My fingers just seemed to operate on their own without self-conscious hesitation. I would enter what seemed to be a euphoric state – where time disappeared and I was confident that I could handle anything that came up. Music seems to play me, rather than me playing music.

What I’m about to talk about may seem subjective or esoteric – but life is subjective. The aphorism, “As within, so without” reflects this beautifully.

Don’t Fight It

Life is a flowing river of consciousness. It is easier to swim downstream rather than against the current. I’m on a journey from mind to no-mind. The less mind I have, the easier it is to let go and allow the current of life to take me. A confused or dysfunctional mind simply compounds the daily struggle.

We are not the mind. We are something more. We can change our minds and we can observe our minds, but who is doing the changing or observing?

It is the Higher Self, or the Individualized unit of Pure Consciousness or Divinity Aspect that is changing and observing your mind.

You are the Observer and the Object that is Observed, and yet there is absolutely nothing to observe – because reality is an illusion. When you are able to integrate these two ideas – you gain a perspective that is both fullness of consciousness and the total emptiness from which all things originate.

Reality has no inherent meaning in itself. It is you who ascribe meaning to your reality. There is but one reality, and that reality is Yourself.

Two Minds in One

By nature, the mind is caught up in duality. It is by this contrast that we experience. We are here to experience, and it is through the senses, that we experience.

But the senses must be transmuted and transcended in order to perceive the integration of both emptiness and fullness, experienced as Oneness. Or what Hindus call: Advaita, or what Buddhists call: Emptiness.

Put That Mind Away

Do you remember the song, “I’m the Operator of my Pocket Calculator” by the German electronica band, Kraftwerk?

Your mind is like a pocket calculator. The operator can use it for useful purposes, to get along in life, to figure out, to make sense of, and to plan. But once the operator is through with it, the operator puts it back in his pocket.

Because of over-reliance, over-use and conditioned tendencies, our mind calculators have become buggy, compulsive and dysfunctional.

80/20

Lately, I’ve been practicing the 80/20 rule. 80% non-thinking, or just being, and 20% thinking. I still use my mind, but only 20% of the day. The rest of my day, I’m in flow state – or dancing in the moment – the path of least resistance.

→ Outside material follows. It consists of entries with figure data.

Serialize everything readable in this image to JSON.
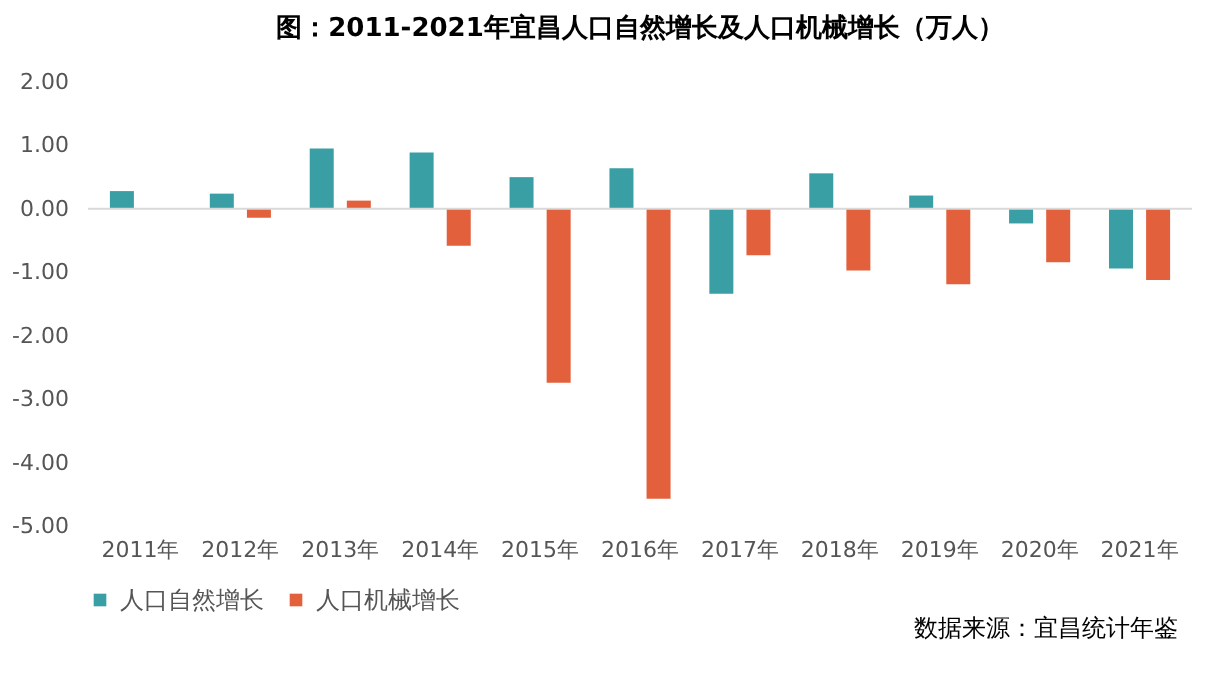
{
  "chart_data": {
    "type": "bar",
    "title": "图：2011-2021年宜昌人口自然增长及人口机械增长（万人）",
    "categories": [
      "2011年",
      "2012年",
      "2013年",
      "2014年",
      "2015年",
      "2016年",
      "2017年",
      "2018年",
      "2019年",
      "2020年",
      "2021年"
    ],
    "series": [
      {
        "name": "人口自然增长",
        "color": "#3a9ea5",
        "values": [
          0.28,
          0.24,
          0.95,
          0.89,
          0.5,
          0.64,
          -1.34,
          0.56,
          0.21,
          -0.23,
          -0.94
        ]
      },
      {
        "name": "人口机械增长",
        "color": "#e2603c",
        "values": [
          0,
          -0.14,
          0.13,
          -0.58,
          -2.74,
          -4.57,
          -0.73,
          -0.97,
          -1.19,
          -0.84,
          -1.12
        ]
      }
    ],
    "ylim": [
      -5,
      2
    ],
    "yticks": [
      {
        "value": 2,
        "label": "2.00"
      },
      {
        "value": 1,
        "label": "1.00"
      },
      {
        "value": 0,
        "label": "0.00"
      },
      {
        "value": -1,
        "label": "-1.00"
      },
      {
        "value": -2,
        "label": "-2.00"
      },
      {
        "value": -3,
        "label": "-3.00"
      },
      {
        "value": -4,
        "label": "-4.00"
      },
      {
        "value": -5,
        "label": "-5.00"
      }
    ],
    "ref_lines": [
      {
        "axis": "y",
        "value": 0,
        "color": "#d9d9d9"
      }
    ],
    "grid": false,
    "legend": "bottom",
    "annotations": [
      "数据来源：宜昌统计年鉴"
    ]
  }
}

In this ‘just being’ modality, I find that life lives me, rather than me living life. In this no-mind or Big Mind (fullness and emptiness) state, living becomes effortless and easy. I am more productive and efficient. Spontaneity becomes my rule of law. A new intelligence arises, not of the mind, but of my inner being – or heart.

Freedom to Be

I hold no position or opinion – what I think is irrelevant. This brings a great freedom and spaciousness. This freedom is a state of complete uncertainty and not knowing. When certainty is sought for, one actually distances oneself from this freedom.

Dropping the interpreting mind is the greatest freedom I’ve ever felt.

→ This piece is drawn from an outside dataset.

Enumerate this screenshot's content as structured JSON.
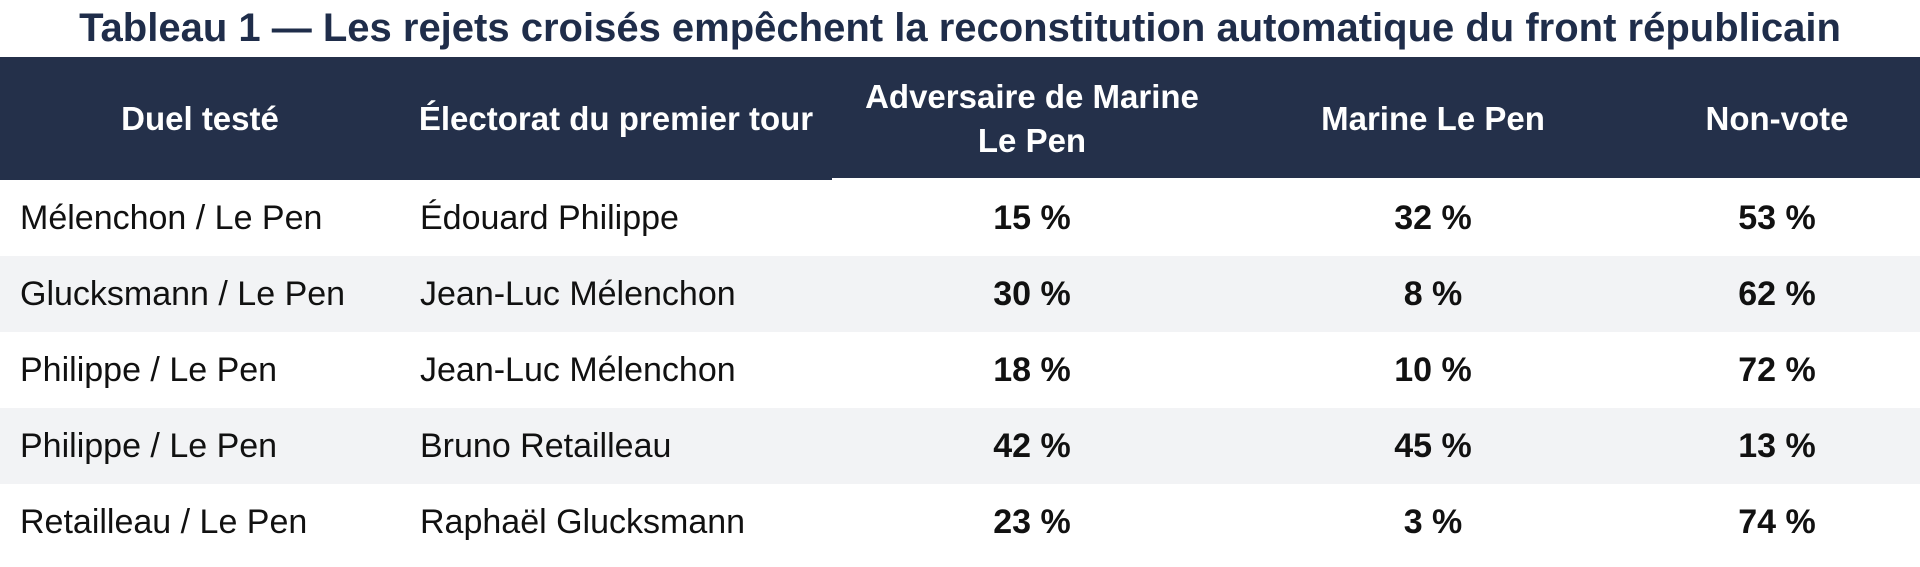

Being in present moment awareness, automatically turns the mind in the direction of stillness. The real benefit of being in the now, more often, allows us to be more aware of who we are really. This Divinity Aspect is what everybody is so afraid of seeing.

Risk It

Gerontologists report that after interviewing seniors in their 80’s and 90’s, when asked, “If you had to live your life over, would you do anything differently?” A majority of them said that they would have taken more risks.

Lately, I’ve been asking myself what kind of risks I’d like to take. I’ve always been one to follow my passions, and I’ve taken many risks, but I feel like I’m just beginning.

Opening more and more is the risk I want to take. Evolving and becoming something new by trusting the intelligence of the heart is the risk I want to take. Creating and adding value to others is the risk I want to take. Learning to love is a risk I want to take.

I want my life to be fun, free-flowing, spontaneous, simple, effortless, in the moment, lighthearted and with less mind. I’m ready to risk it – are you?